Arthur took his gloves off. “What do you think?”

“Definitely a vampire. It would explain the exsanguination.”

“Damn it.”

He had obviously been hoping it wasn’t a vampire killing. Since he’d called me out, he already was sure that something preternatural was involved. Sometimes, it’s human nature to hope the truth is a lie.

Pulling out a small notepad from his front pocket, he began to scribble notes. “I’ll ask the medical examiner to take a closer look and see if she can find any fang marks hidden in our cut.” Judging from the look that crossed his face, he intended to say something I didn’t like.

“How’s your girlfriend doing?”

“She’s fine…”

“Would Vampira do—”

“No.”

“How do you know for sure?”

“I cannot believe you’re asking if the woman I’m dating did this.”

“The woman you’re dating happens to be one of them.”

“So, you’re pointing your finger at anything with a pair of fangs?” I was exasperated. I wouldn’t sit back and let him make Lenorre a suspect just because she was convenient. Sure, we’d been dating for almost a month, but I cared about her, and accusing her of murder crossed a major line with me.

Besides, Lenorre would have more sense than to leave a body where the cops would find it.
As owner of The Two Points, Oklahoma City’s only vampire club, she wouldn’t risk the bad publicity.

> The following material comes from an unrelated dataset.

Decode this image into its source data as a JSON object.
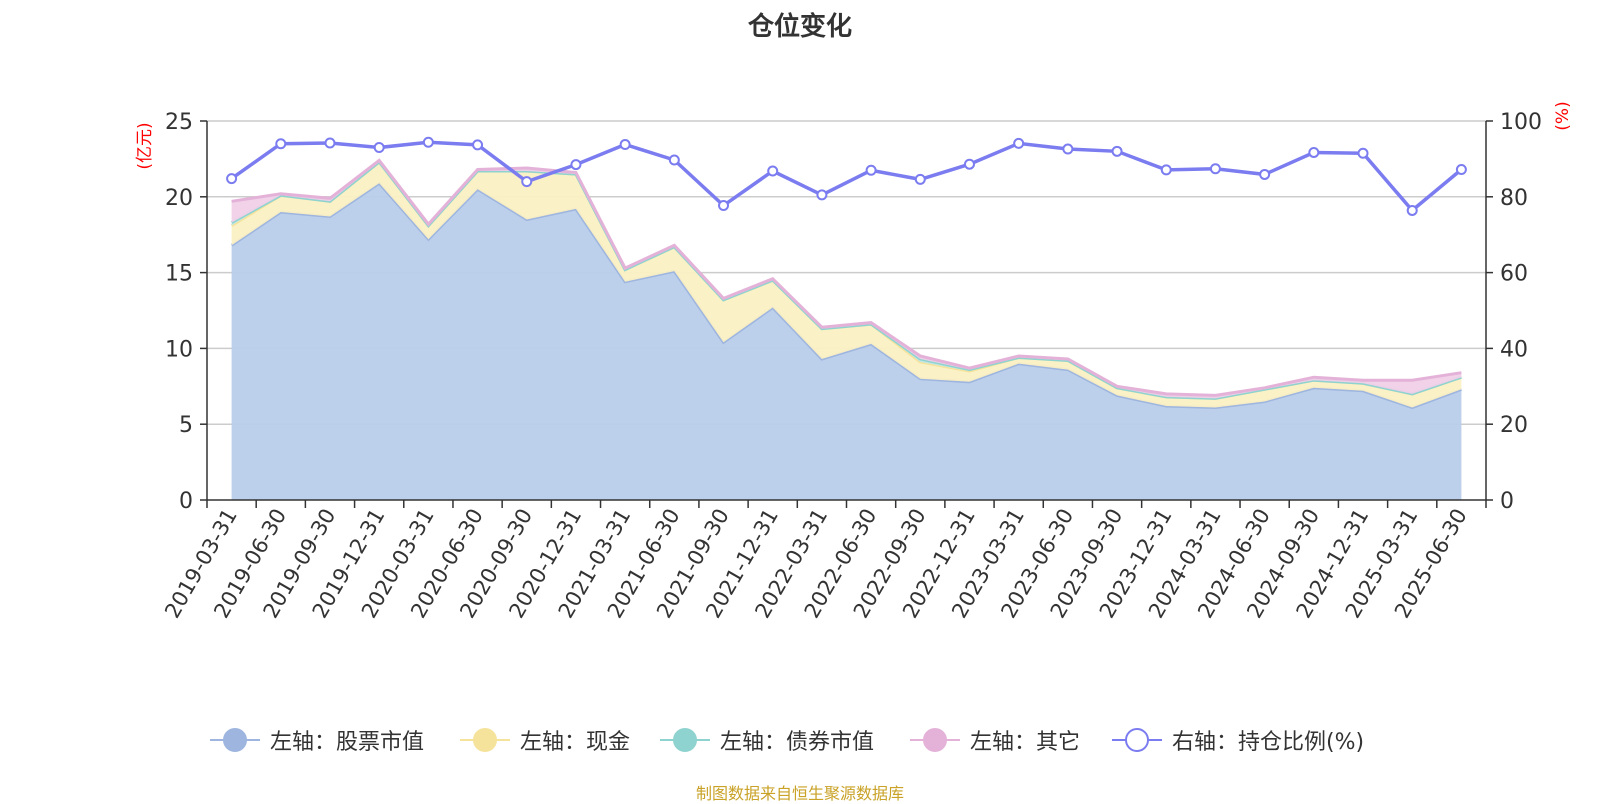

“No. You’re right.” He nervously straightened his blue tie. The suit was gray and neatly ironed. I seriously doubted he’d done it. He’d probably just taken it to the cleaners. Arthur’s not a spic-and-span type of guy.

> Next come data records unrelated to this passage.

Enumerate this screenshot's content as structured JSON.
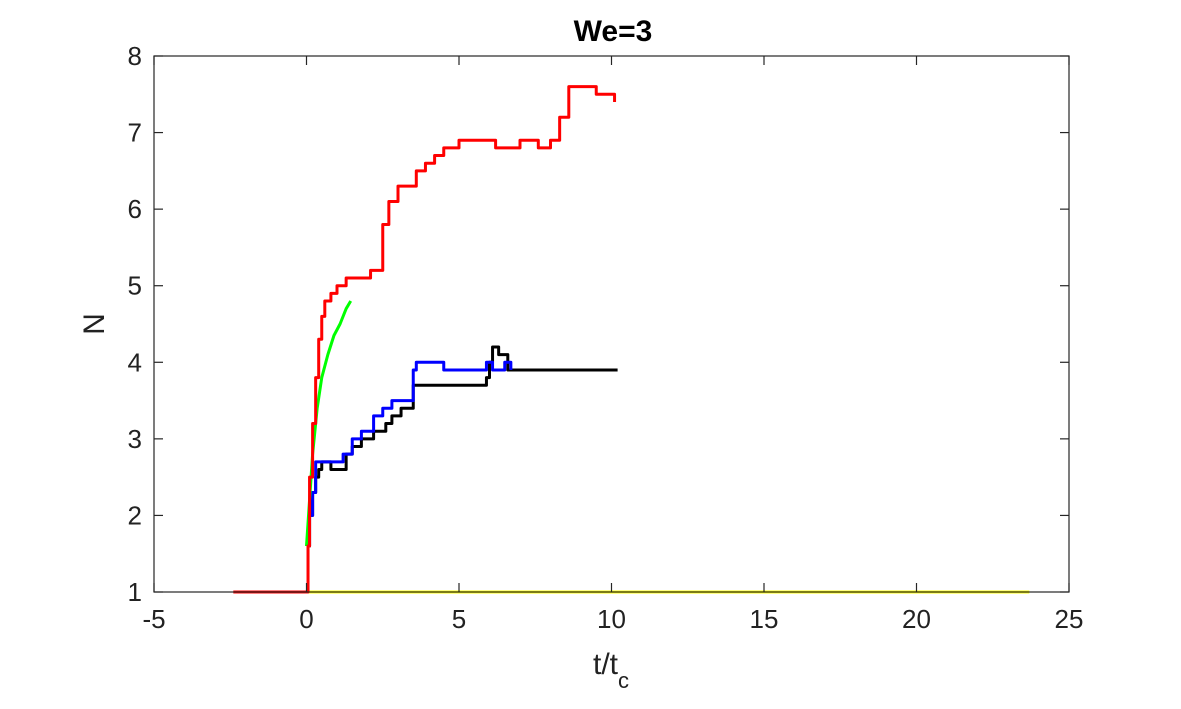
{
  "chart_data": {
    "type": "line",
    "title": "We=3",
    "xlabel": "t/t",
    "xlabel_subscript": "c",
    "ylabel": "N",
    "xlim": [
      -5,
      25
    ],
    "ylim": [
      1,
      8
    ],
    "xticks": [
      -5,
      0,
      5,
      10,
      15,
      20,
      25
    ],
    "yticks": [
      1,
      2,
      3,
      4,
      5,
      6,
      7,
      8
    ],
    "xtick_labels": [
      "-5",
      "0",
      "5",
      "10",
      "15",
      "20",
      "25"
    ],
    "ytick_labels": [
      "1",
      "2",
      "3",
      "4",
      "5",
      "6",
      "7",
      "8"
    ],
    "grid": false,
    "legend": "none",
    "series": [
      {
        "color": "#ffff00",
        "step": true,
        "x": [
          0,
          23.7
        ],
        "y": [
          1,
          1
        ]
      },
      {
        "color": "#000000",
        "step": true,
        "x": [
          0,
          0.1,
          0.2,
          0.3,
          0.4,
          0.5,
          0.8,
          1.3,
          1.5,
          1.8,
          2.2,
          2.6,
          2.8,
          3.1,
          3.5,
          5.9,
          6.0,
          6.1,
          6.3,
          6.6,
          10.2
        ],
        "y": [
          1.6,
          2.0,
          2.3,
          2.5,
          2.6,
          2.7,
          2.6,
          2.8,
          2.9,
          3.0,
          3.1,
          3.2,
          3.3,
          3.4,
          3.7,
          3.8,
          4.0,
          4.2,
          4.1,
          3.9,
          3.9
        ]
      },
      {
        "color": "#0000ff",
        "step": true,
        "x": [
          0,
          0.1,
          0.2,
          0.3,
          0.6,
          1.2,
          1.5,
          1.8,
          2.2,
          2.5,
          2.8,
          3.2,
          3.5,
          3.6,
          4.5,
          5.9,
          6.1,
          6.5,
          6.7
        ],
        "y": [
          1.6,
          2.0,
          2.3,
          2.7,
          2.7,
          2.8,
          3.0,
          3.1,
          3.3,
          3.4,
          3.5,
          3.5,
          3.9,
          4.0,
          3.9,
          4.0,
          3.9,
          4.0,
          3.9
        ]
      },
      {
        "color": "#00ff00",
        "step": false,
        "x": [
          0,
          0.1,
          0.2,
          0.35,
          0.5,
          0.7,
          0.9,
          1.1,
          1.3,
          1.45
        ],
        "y": [
          1.6,
          2.2,
          2.8,
          3.4,
          3.8,
          4.1,
          4.35,
          4.5,
          4.7,
          4.8
        ]
      },
      {
        "color": "#ff0000",
        "step": true,
        "x": [
          -2.4,
          0,
          0.05,
          0.1,
          0.2,
          0.3,
          0.4,
          0.5,
          0.6,
          0.8,
          1.0,
          1.3,
          1.6,
          2.1,
          2.5,
          2.7,
          3.0,
          3.3,
          3.6,
          3.9,
          4.2,
          4.5,
          5.0,
          5.6,
          6.2,
          7.0,
          7.6,
          8.0,
          8.3,
          8.6,
          9.5,
          10.1
        ],
        "y": [
          1,
          1,
          1.6,
          2.5,
          3.2,
          3.8,
          4.3,
          4.6,
          4.8,
          4.9,
          5.0,
          5.1,
          5.1,
          5.2,
          5.8,
          6.1,
          6.3,
          6.3,
          6.5,
          6.6,
          6.7,
          6.8,
          6.9,
          6.9,
          6.8,
          6.9,
          6.8,
          6.9,
          7.2,
          7.6,
          7.5,
          7.4
        ]
      }
    ]
  }
}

“You don’t have to ask me something like that. I can tell you she didn’t do it. If you even think of questioning her,” I lowered my voice, “I’ll be pissed.”

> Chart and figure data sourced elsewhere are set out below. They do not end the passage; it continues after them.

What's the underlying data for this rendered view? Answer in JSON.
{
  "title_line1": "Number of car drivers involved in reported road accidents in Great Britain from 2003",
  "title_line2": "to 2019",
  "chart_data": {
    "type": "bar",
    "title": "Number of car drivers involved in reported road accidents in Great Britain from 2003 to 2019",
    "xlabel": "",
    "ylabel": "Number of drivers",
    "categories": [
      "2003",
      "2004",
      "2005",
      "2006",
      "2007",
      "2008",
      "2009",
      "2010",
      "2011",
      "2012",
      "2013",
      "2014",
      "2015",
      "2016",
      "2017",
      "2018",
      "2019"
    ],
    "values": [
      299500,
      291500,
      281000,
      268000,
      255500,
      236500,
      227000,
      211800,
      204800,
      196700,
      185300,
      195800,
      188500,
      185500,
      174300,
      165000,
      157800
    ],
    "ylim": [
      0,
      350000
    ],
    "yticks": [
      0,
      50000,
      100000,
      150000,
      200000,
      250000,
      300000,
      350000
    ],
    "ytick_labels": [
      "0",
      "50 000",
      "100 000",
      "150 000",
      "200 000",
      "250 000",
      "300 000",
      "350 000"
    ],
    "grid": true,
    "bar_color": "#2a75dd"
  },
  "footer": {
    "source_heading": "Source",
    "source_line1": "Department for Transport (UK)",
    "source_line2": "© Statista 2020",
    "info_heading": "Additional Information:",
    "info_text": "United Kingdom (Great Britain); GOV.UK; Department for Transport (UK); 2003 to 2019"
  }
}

“You’re right,” he said again. “I’m probably just pointing fingers because I have no idea where to begin finding the sucker that did this.”

The corner of my mouth twitched. “Very poor choice of words. That’s why you call me. I’m the one that shovels the preternatural shit, remember?”

Arthur gave me an idiotic grin. A younger-looking cop carrying a small grocery-store sack stepped up to us and held the bag open.

I dropped the gloves in it. “Thanks.”

Arthur tossed his in. “Fine. Will you let me know if you find anything? Last time you didn’t even tell us you figured out who the killer was.”

“I didn’t exactly figure it out under ideal circumstances. I didn’t tell you I suspected Carver because, if he had been a werewolf, he could’ve kicked your ass.”

Arthur didn’t know the whole truth and I sure as hell didn’t plan to tell him. Carver
is
a werewolf, but he hadn’t kidnapped me. That had been Lukas Morris, brother of the alpha female of the local werewolf pack and one sick puppy. He had murdered an innocent woman on Carver’s land and left her for the police to find. His plan had nearly worked. It might’ve, if he hadn’t botched it by kidnapping me.

“The last I checked you were human too,” Arthur said. “Unless Vampira has taken you to the dark side. You do look kind of pale.”

“Show me one person at a crime scene that doesn’t look pale.”

Arthur pointed toward the yellow tape around the scene. “That guy.”

A cop in a dark blue uniform stood by the tape. His swarthy skin was practically camouflaged by night. The cop looked over at us and I gave him a quick smile before turning back to Arthur. “African-American doesn’t count, smart-ass.”

He laughed.

“I’m going home now,” I said. “Call me when you get the ME’s report, and stop making bad jokes at crime scenes.”

“Will do, but I can’t help telling a bad joke every now and then.”

“You make a habit of it.” I headed for my car parked near the edge of the woods. “I’m sure they have medication for that.”

“If they put me on medication you’d miss me.”

“Oh, really? I think you’re flattering yourself, Kingfisher.”

“No. You’d miss me about as much as I’d miss you if they put you on Prozac and made you nice.”

I rolled my eyes, laughing. “Good night, Arthur.”

Chapter Two

A human would’ve called the quietness in the car silence. But werewolves can hear every click and tick, which is a bitch when I’m trying to sleep. The only noise was that of the car as it sliced through the Oklahoma wind. At seventy miles per hour, the engine purred. Not that thunderous growl of a serious sports car, but a purr, which worked just fine for me.